= Children's Care International =

Children's Care International / Aide Internationale Pour l'Enfance (AIPE-CCI) is a non-profit organization founded in 2000. Its mission is to open rehabilitation centres throughout developing countries in Asia, Africa, and Latin America, to aid children who are victims of sex tourism, slavery, and all other forms of exploitation.

The organisation, based in Montreal, Canada, receives its funding from various sponsors, and depends largely on the invaluable support provided by its partners, namely ARDAR, OXFAM, and Amnesty International Children's Rights and many others.

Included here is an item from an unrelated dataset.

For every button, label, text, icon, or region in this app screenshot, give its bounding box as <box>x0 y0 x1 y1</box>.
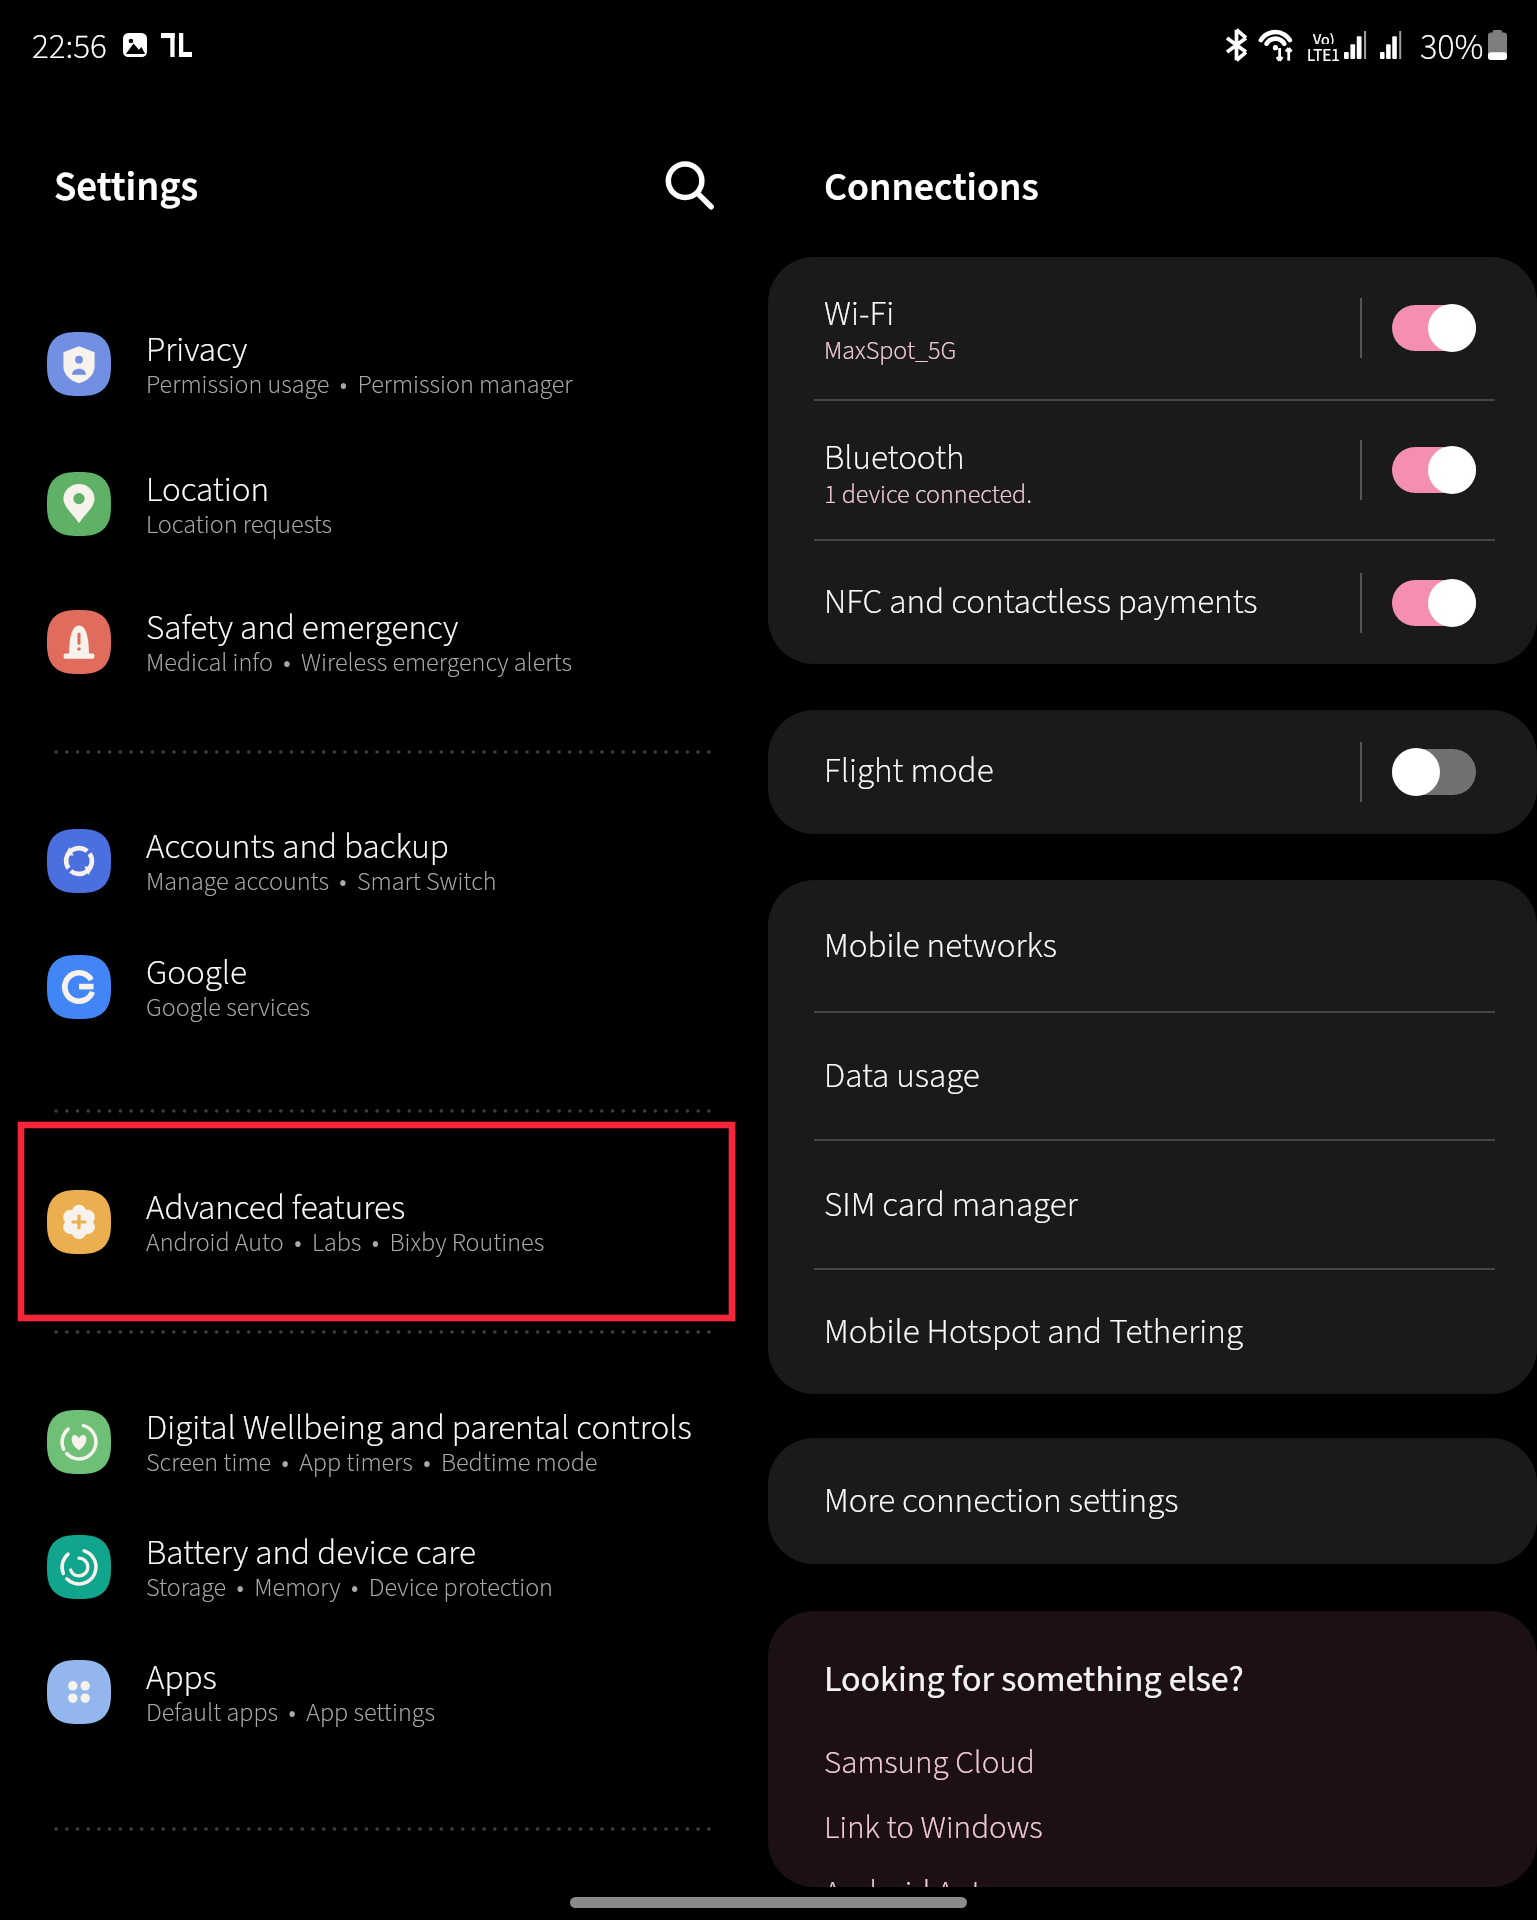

In June 2003, Children's Care International opened the Rainbow Centre in Andhra Pradesh, India, in collaboration with ARDAR, a local NGO, to help free children from slavery. The Centre is currently home to 60 children. Oxfam and ActionAid are amongst the partners helping the center.

Children's Care International has begun creating partnerships with companies (manufacturers, wholesalers, retailers, craftsmen, and artists) that produce and sell fairtrade products. Some of the partners include Vertimonde who provide environmentally friendly and fair trade jute grocery bags, and EcoHosting, a socially responsible web hosting and web development company that is pledging to donate 20% of its hosting revenues to its clients' favorite charities.